Intervention backers are considering bringing Salim Idris, the former Syrian army general heading the rebel Free Syrian Army’s military efforts, to Washington to make his case to Congress in person. While no final decisions have yet been made, the idea is that hearing directly from Idris and from Ahmed al-Jarba, the Syrian National Coalition’s newly elected political leader, could help to win over lawmakers.
Secretary of State John Kerry confirmed that Idris “is prepared” to travel to Washington to lobby members of Congress to take military action against the Assad regime. During Tuesday’s hearing before the Senate Foreign Relations Committee, Kerry said Idris is currently in Germany to talk to lawmakers there, and will head to London next to meet with members of the British Parliament, which voted down military action against Syria last week.
A series of congressional briefings is scheduled for the coming days involving the Pentagon and the State Department, among others. The approach is “all hands on deck” with talking points flying about among offices; the administration is working hard to be as accessible as possible to lawmakers who remain skeptical of any intervention anywhere and want to see all the assembled evidence.
For those who favor greater support to the rebels it has been a set of days marked by peaks and troughs, bringing relief at the idea of U.S. military intervention, even in a limited way, but surprise at the White House’s decision to delay action and seek congressional approval.
“You get the actual leaders of the political and military opposition to go to make the same case in person and to say: ‘Here are the real details as I have seen them on the ground; here is what my soldiers have seen,’” says Dan Layman, spokesman for the Syrian Support Group, an advocacy organization based in Washington, D.C., that supports the Free Syrian Army.
Layman says time is running out for bolstering the moderate opposition that has been out-outfitted and outspent by extremists backed by regional powers including Qatar.

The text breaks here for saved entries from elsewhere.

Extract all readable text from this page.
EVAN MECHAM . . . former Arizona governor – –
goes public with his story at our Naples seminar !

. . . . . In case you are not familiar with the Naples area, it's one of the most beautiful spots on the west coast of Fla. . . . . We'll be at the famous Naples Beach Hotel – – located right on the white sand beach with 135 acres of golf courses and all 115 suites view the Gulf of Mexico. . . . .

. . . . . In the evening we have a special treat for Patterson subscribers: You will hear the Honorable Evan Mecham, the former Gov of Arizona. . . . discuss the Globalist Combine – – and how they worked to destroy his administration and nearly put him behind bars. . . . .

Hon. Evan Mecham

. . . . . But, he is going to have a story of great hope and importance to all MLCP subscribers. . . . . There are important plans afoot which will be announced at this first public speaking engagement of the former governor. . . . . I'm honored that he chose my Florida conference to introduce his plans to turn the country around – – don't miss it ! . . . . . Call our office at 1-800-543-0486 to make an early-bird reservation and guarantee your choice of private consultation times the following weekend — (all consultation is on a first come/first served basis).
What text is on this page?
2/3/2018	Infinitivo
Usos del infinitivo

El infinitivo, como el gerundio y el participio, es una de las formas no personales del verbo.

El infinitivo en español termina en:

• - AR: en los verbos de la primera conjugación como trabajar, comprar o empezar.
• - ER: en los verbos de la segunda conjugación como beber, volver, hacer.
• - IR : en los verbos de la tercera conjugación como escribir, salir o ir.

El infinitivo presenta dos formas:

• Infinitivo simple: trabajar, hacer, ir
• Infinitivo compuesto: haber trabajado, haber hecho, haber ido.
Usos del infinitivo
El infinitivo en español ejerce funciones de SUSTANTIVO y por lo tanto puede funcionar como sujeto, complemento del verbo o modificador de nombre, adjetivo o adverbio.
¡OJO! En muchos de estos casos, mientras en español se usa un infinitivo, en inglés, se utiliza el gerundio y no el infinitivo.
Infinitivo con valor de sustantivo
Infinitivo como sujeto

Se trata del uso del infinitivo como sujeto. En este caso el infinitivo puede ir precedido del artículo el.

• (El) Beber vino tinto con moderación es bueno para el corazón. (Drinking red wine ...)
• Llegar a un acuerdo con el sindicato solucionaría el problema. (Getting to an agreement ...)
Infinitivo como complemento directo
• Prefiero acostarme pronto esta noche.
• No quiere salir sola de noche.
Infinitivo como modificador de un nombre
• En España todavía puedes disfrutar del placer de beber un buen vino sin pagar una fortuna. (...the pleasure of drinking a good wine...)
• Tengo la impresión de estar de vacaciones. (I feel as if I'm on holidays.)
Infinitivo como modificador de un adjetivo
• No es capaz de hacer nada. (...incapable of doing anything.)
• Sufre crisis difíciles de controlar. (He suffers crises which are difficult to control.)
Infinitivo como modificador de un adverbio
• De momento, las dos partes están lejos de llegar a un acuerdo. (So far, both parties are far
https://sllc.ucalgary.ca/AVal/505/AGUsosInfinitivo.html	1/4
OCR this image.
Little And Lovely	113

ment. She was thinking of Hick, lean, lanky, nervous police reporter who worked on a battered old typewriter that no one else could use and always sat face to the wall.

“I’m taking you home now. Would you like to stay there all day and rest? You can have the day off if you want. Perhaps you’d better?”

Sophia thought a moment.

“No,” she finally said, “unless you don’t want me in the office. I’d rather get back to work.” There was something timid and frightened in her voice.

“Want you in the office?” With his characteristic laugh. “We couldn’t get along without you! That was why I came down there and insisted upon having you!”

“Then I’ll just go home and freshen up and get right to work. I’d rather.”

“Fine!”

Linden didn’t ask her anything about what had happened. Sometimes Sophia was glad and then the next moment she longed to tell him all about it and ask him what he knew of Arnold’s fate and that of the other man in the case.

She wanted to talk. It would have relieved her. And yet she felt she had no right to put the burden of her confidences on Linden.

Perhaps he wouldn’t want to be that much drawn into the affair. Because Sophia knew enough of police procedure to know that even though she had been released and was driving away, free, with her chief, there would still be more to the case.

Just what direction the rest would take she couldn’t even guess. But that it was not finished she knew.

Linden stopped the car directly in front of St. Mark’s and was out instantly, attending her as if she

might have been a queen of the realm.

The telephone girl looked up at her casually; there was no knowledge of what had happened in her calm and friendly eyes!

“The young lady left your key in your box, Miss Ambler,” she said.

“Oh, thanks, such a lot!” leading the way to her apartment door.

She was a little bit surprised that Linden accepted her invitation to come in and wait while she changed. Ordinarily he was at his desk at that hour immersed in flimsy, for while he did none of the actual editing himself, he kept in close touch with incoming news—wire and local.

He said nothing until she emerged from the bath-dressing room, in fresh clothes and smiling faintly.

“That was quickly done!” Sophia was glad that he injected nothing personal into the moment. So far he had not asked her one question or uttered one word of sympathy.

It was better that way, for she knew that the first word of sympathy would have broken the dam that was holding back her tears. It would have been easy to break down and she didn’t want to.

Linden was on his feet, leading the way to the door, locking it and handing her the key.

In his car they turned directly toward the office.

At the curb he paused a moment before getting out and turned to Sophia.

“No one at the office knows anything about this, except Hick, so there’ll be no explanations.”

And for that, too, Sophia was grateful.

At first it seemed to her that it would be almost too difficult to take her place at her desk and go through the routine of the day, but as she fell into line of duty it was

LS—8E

“Right after Obama’s speech (announcing he would go to Congress) we started getting word back that the extremist groups were picking up on their recruitment efforts,” Layman said. “They were capitalizing on the fact that the West seems to have backed out of another chance to get behind the moderate opposition.”
Getting that fractured moderate opposition to the negotiating table has proven to be a daunting diplomatic challenge. On Sunday Sec. Kerry said that even as military strikes are contemplated the U.S.“will continue to work with Russia in conjunction with us in that effort to try to achieve that political settlement,” calling it “our top priority.” On Monday, Kerry spoke with Idris and told him the U.S. is committed to supporting the Syrian opposition in its push to force al-Assad out of office and “usher in a democratic government in Damascus,” the Wall Street Journal noted.
Russia and the U.S. in July were said to have renewed the push to get the parties to the table, with the Russians agreeing to the idea of a transfer of “full executive powers” as outlined in the June 2012 Geneva communiqué. But after suffering a series of military setbacks the opposition remained reluctant to negotiate from a position of weakness. In the wake of the August 21 chemical attack and the last week of Syria policy whipsaw, any chance the opposition will agree to the long-delayed Geneva 2 without military action has vanished.
For Layman and those backing greater support for the Syrian rebels, a U.S. military strike paired with sustained support for the rebels offers the best shot at getting to an eventual diplomatic deal.
“There have been a lot of last chances that the U.S. hasn’t capitalized on in terms of showing support for moderate groups,” Layman says. “This is something we have to move on.”